Again at its Monetary Analyst Day in 2020, AMD confirmed a diagram emphasizing its server CPU design chops and that chiplets weren’t the final step within the evolution of its CPUs. AMD opted to attract a line from its first deployment of HBM in 2015 by to the launch of chiplets, together with a future CPU delivering X3D packaging with a mix of two.5D and 3D applied sciences.
AMD by no means introduced a selected product that may carry X3D to market, however a brand new rumor suggests the corporate is engaged on a product codenamed “Milan-X.” Milan-X can be based mostly on AMD’s most up-to-date Epyc processor structure, however it will deploy way more reminiscence bandwidth than we’ve seen in an AMD server earlier than.

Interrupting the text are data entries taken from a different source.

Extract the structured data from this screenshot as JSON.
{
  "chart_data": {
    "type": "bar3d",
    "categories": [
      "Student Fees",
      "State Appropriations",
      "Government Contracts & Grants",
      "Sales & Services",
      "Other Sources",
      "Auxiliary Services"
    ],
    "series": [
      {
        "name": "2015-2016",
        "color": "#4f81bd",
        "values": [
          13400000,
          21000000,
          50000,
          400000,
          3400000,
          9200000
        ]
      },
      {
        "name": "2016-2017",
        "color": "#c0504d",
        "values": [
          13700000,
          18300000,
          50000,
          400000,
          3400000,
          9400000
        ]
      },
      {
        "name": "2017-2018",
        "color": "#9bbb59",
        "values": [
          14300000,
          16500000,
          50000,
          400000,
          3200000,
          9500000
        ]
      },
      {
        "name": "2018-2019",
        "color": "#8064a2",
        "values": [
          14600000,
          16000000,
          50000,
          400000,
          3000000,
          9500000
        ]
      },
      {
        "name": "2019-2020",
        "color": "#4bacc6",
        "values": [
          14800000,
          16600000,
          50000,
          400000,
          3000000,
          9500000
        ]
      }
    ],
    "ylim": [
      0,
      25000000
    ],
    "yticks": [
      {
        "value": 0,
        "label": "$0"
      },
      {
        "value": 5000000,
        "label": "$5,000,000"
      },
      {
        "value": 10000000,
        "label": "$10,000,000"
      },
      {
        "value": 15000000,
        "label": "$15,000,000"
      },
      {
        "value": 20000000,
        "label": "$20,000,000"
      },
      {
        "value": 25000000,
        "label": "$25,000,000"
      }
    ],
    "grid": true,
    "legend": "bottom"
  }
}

Milan-X aka Milan-X(3D). Genesis IO-die with stacked chiplets
I really like lasagna 😋 https://t.co/O2FrGxyd8P
— ExecutableFix (@ExecuFix) May 25, 2021
AMD’s next-gen I/O die is supposedly referred to as Genesis I/O, and the whole mixed 2.5D/3D stack sits on high of a big interposer. AMD’s official diagram exhibits a Four-high stack of HBM per CPU cluster, with one HBM stack devoted to every chip.
It’s attainable that AMD’s diagram above is simply supposed to indicate the final idea of what the corporate intends to construct, not precisely convey the ultimate design of the product. If the diagram is correct, it suggests Milan-X will both function extra cores per chiplet (16 can be wanted to hit 64 cores in 4 chiplets) or that Milan-X will high out at 32 cores. The diagram additionally implies AMD’s interposer die should be beneath the cluster of chiplets.

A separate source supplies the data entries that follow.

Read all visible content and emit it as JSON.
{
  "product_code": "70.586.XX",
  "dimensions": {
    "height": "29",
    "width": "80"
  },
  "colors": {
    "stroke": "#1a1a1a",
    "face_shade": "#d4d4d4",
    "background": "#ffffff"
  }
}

This might positively qualify as 3D chip stacking, nevertheless it additionally raises questions on how a lot energy the I/O die will draw. It appears doubtless that AMD would have lastly shrunk all the way down to 7nm for I/O, simply to restrict the general energy consumption.

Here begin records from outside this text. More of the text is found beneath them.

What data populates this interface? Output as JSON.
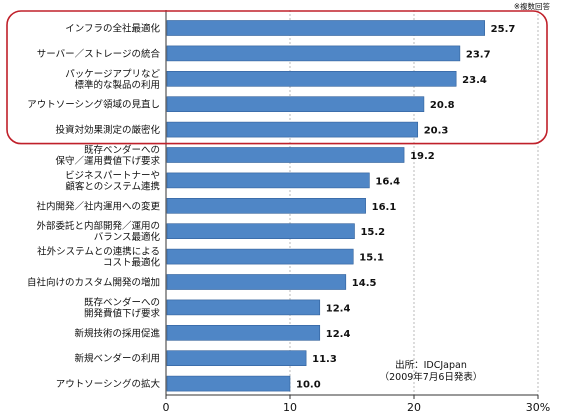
{
  "chart_data": {
    "type": "bar",
    "orientation": "horizontal",
    "note": "※複数回答",
    "categories": [
      "インフラの全社最適化",
      "サーバー／ストレージの統合",
      "パッケージアプリなど\n標準的な製品の利用",
      "アウトソーシング領域の見直し",
      "投資対効果測定の厳密化",
      "既存ベンダーへの\n保守／運用費値下げ要求",
      "ビジネスパートナーや\n顧客とのシステム連携",
      "社内開発／社内運用への変更",
      "外部委託と内部開発／運用の\nバランス最適化",
      "社外システムとの連携による\nコスト最適化",
      "自社向けのカスタム開発の増加",
      "既存ベンダーへの\n開発費値下げ要求",
      "新規技術の採用促進",
      "新規ベンダーの利用",
      "アウトソーシングの拡大"
    ],
    "values": [
      25.7,
      23.7,
      23.4,
      20.8,
      20.3,
      19.2,
      16.4,
      16.1,
      15.2,
      15.1,
      14.5,
      12.4,
      12.4,
      11.3,
      10.0
    ],
    "value_labels": [
      "25.7",
      "23.7",
      "23.4",
      "20.8",
      "20.3",
      "19.2",
      "16.4",
      "16.1",
      "15.2",
      "15.1",
      "14.5",
      "12.4",
      "12.4",
      "11.3",
      "10.0"
    ],
    "xlim": [
      0,
      30
    ],
    "x_ticks": [
      "0",
      "10",
      "20",
      "30%"
    ],
    "highlight_range": [
      0,
      4
    ],
    "source_lines": [
      "出所：IDCJapan",
      "（2009年7月6日発表）"
    ],
    "colors": {
      "bar": "#4f86c6",
      "bar_edge": "#2f5f9a",
      "highlight_border": "#c0202a",
      "gridline": "#aaaaaa",
      "text": "#111111"
    }
  }
}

3D die stacking has all the time been troublesome outdoors of low-power environments, because of the downside of transferring warmth from the underside to the highest of the stack with out cooking some a part of the chip within the course of. The Holy Grail of chip stacking is to place a number of high-power chiplets on high of one another versus laying them out side-by-side, however Intel and AMD have each determined to deal with one thing a bit simpler first: placing a scorching chip on high of a cool one.
Intel doesn’t use the identical X3D know-how that AMD is rumored to be transport for Milan-X, however its Foveros 3D interconnect allowed the corporate’s low-power Lakefield processor to function one big-core Ice Lake CPU stacked on high of 4 low-power “Tremont” CPU cores. With Milan-X, AMD can be tackling one thing significantly extra complicated — once more, assuming each that this rumor is true and that the I/O die is beneath the chip cluster.
Milan-X is alleged to be a data-center-only chip and it isn’t clear what sort of cooling answer can be required to take care of the CPU’s distinctive construction. Presumably, AMD will need to stick with compelled air, however liquid and immersion cooling are additionally attainable.
The quantity of bandwidth Milan-X would provide on this configuration is unparalleled. Our latest TRACBench debut illustrated how a lot further reminiscence bandwidth might enhance the efficiency of the eight-channel 3995WX in contrast with the quad-channel 3990X, even when the latter is operating at the next clock velocity. In that comparability, a Threadripper 3995WX has as much as 204.8GB/s price of reminiscence bandwidth to separate throughout 64 cores.
If every Milan-X chiplet remains to be eight cores and the chip makes use of mainstream, commercially out there HBM2E, we’d be taking a look at someplace between 300-500GB/s price of reminiscence bandwidth per chiplet. Complete out there reminiscence bandwidth throughout the whole chip ought to break 1TB/s and will attain 2TB/s. No matter different constraints may bind Milan-X at that time, bandwidth wouldn’t be amongst them. The chip additionally presumably helps off-package reminiscence, nevertheless. Even when we assume a near-term breakthrough permitting for 32GB per HBM2E stack, 4 stacks would solely be 128GB of RAM and eight stacks would supply simply 256GB. AMD’s present servers assist 4TB of RAM per socket, so there’s no probability of changing that form of capability with an equal quantity of on-package HBM2E.
Milan-X seems just like the form of chip AMD might carry to bear in opposition to Sapphire Rapids. That CPU is anticipated to function someplace between 56 and 80 cores (reviews have diverse), and it additionally integrates HBM2 on-package. Sapphire Rapids is at the moment anticipated in late 2021 or early 2022. No launch date for Milan-X has been reported.